After last week's monumental cake effort, I wasn't really planning to make any more cakes anytime soon. But then my mom called. And no, she didn't ask me to make a cake. She'd never do such a thing, although asking me to pick her up at the airport any ol' time is fair game. But I asked her what we were going to do for my dad's birthday. She wasn't sure, but she told me she'd found a great deal on cake mix and was going to make him a carrot cake.

Wait...

Carrot cake from cake mix? I'm not afraid to admit that I'm a serious cake snob and even I've been known to use cake mixes, especially for those hard-to-decorate cakes, but are there actually carrots in carrot cake mix? I'm not convinced. And she was going to use canned frosting. I'm kinda O.K. with canned frosting. I grew up with canned frosting. But canned cream cheese frosting??? It just couldn't be allowed to happen.

So yesterday, I greeted Smunch at school, telling him we were going home to peel and grate carrots. He was psyched. I whipped up a carrot cake recipe from Cooks. It was intended to be a 9x13 sheet cake without any layers to it. They sort of neglected to mention that it really wasn't suitable for a layer cake, especially not if you want to frost the sides. The frosting was delicious, but sorta, well, runnyish. It didn't want to stay on the sides. So this was more of a project than I expected, involving a lot of repeated refrigeration to make sure all the frosting didn't ooze down to the plate. Still, a whole lot easier than re-creating Space Mountain.

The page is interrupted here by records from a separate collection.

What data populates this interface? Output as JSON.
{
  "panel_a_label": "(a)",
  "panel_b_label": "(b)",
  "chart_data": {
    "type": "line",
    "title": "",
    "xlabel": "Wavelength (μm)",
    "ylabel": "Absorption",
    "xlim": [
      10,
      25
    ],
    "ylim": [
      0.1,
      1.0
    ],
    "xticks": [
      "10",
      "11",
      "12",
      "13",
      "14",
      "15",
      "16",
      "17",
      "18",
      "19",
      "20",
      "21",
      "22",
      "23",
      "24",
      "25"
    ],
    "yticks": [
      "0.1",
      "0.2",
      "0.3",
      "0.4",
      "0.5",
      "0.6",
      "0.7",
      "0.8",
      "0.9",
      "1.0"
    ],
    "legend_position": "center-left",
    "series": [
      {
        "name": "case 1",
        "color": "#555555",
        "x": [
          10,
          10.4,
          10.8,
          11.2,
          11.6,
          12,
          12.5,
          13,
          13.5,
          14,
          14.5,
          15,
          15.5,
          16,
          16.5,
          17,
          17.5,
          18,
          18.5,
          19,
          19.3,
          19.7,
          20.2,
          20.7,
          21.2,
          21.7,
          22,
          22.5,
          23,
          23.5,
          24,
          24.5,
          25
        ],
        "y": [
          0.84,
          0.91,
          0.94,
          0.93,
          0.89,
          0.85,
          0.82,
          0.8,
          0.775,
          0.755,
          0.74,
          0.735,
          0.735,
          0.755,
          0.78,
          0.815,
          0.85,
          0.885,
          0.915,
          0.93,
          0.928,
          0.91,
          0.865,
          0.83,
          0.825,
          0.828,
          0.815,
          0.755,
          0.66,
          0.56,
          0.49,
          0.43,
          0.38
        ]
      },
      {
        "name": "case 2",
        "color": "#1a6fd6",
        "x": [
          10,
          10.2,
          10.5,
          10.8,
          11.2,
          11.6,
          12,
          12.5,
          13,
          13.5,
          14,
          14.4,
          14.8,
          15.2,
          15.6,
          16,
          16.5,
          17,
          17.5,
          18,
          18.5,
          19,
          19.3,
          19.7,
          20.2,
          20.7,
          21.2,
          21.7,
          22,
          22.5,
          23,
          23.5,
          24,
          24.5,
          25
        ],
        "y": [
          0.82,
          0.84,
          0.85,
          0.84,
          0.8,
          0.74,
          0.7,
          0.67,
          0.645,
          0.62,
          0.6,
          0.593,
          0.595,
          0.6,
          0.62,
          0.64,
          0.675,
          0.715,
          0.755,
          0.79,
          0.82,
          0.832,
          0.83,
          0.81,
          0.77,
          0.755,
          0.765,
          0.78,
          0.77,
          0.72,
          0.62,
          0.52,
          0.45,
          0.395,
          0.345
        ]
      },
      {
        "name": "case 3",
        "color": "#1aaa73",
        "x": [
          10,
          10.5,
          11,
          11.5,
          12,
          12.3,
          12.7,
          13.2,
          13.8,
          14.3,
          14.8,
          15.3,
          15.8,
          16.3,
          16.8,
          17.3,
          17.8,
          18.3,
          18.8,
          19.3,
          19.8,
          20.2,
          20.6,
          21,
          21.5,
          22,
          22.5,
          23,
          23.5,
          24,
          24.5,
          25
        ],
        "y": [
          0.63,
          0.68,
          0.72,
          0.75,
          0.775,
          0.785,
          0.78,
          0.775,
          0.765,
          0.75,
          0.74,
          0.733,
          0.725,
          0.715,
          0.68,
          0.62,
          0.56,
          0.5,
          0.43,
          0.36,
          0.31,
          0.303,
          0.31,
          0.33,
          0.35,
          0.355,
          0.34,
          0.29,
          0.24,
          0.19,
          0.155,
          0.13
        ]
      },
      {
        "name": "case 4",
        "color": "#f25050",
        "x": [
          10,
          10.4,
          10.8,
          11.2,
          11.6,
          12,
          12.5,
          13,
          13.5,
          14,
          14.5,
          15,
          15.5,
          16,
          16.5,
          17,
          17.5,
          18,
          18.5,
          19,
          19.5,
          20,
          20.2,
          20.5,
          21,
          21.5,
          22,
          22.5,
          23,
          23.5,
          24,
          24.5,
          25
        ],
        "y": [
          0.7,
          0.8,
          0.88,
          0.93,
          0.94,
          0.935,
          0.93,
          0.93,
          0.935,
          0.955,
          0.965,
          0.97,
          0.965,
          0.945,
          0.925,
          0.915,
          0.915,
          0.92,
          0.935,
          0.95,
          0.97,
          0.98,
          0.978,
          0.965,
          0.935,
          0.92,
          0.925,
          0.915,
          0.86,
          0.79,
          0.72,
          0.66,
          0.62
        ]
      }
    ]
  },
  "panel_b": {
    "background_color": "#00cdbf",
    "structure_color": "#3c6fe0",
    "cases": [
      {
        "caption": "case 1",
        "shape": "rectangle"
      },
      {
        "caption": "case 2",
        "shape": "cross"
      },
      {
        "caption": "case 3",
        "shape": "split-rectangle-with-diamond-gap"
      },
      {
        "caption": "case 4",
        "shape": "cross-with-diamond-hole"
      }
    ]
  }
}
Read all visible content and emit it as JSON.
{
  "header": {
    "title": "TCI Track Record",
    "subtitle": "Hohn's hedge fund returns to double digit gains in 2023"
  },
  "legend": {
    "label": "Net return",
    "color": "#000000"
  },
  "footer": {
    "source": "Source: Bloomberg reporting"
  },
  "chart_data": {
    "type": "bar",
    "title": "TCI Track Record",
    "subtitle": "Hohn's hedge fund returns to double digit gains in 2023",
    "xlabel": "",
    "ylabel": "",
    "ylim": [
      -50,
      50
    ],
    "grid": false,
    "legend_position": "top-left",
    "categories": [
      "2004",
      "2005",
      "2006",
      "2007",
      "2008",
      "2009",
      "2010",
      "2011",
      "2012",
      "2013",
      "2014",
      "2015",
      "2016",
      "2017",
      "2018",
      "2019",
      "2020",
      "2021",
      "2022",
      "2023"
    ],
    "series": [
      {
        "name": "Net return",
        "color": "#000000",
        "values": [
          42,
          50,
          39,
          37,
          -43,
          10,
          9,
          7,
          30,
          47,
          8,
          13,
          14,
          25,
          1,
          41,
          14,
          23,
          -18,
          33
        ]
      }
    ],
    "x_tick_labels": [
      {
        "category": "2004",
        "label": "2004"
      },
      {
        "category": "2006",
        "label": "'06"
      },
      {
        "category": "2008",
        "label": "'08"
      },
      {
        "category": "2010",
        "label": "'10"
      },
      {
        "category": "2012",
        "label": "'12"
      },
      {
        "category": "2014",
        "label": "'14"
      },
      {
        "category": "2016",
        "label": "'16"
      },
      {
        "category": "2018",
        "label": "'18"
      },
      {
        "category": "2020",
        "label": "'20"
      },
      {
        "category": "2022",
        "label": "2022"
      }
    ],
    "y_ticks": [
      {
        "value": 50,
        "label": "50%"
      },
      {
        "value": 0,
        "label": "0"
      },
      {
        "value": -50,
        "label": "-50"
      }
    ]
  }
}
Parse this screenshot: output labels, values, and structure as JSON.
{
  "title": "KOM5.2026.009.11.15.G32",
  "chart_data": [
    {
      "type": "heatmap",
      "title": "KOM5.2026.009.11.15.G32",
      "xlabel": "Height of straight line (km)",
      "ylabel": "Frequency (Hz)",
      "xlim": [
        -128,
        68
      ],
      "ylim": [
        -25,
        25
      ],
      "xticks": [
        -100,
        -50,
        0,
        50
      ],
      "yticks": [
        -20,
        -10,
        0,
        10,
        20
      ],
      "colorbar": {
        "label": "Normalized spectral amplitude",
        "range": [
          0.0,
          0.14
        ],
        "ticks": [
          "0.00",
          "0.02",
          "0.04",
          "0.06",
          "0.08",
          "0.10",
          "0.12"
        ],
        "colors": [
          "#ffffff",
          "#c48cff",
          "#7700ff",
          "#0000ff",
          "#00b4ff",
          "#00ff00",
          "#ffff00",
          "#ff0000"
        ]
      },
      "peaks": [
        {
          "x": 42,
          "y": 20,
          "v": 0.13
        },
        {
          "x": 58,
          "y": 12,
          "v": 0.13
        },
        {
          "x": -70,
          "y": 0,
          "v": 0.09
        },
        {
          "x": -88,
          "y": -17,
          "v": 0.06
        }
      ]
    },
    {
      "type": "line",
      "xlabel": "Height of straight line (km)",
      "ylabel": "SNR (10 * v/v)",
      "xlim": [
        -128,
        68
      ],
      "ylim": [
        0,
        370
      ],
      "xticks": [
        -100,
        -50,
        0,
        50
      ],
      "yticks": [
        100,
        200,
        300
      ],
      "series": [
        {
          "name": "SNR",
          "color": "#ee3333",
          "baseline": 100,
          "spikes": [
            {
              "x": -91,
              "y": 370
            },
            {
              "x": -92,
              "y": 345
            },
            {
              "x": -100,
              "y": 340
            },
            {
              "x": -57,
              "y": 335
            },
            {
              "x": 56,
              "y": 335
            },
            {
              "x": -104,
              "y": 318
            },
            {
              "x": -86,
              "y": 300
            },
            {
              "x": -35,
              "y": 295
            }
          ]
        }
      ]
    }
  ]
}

I finally got it all decorated this afternoon, making for a happy birthday evening for Grandpa...

1 comment:

nb said...

Frosting good for decorating -- as a rank amateur, I'm finding that to be something of a problem! The best decorating frosting I've made uses shortening, but as of the last batch I made, shortening suddenly grosses me out. It's gooey and doesn't clean up easily -- imagine that sticking to your insides! Cream cheese frosting tastes great, but I have problems getting it to hold its shape and not break down when it warms up. Then I read in The Joy of Cooking recipe to make it with *cold* cream cheese, frost and serve it right away. Not practical!

But, somehow you managed to decorate beautifully anyway with cream cheese frosting, and what a fabulous job. The carrots are FABULOUS, how did you do that?.

And I'm with you on the mix snobbery, even for non-carrot-type cakes. I made cupcakes from a mix for the first time in months, and was surprised at how my standards have changed. Mixes have their uses, but overall, blah.

Grandpa's expression is SUCH a Gavin-face, it's amazing. They're both adorable!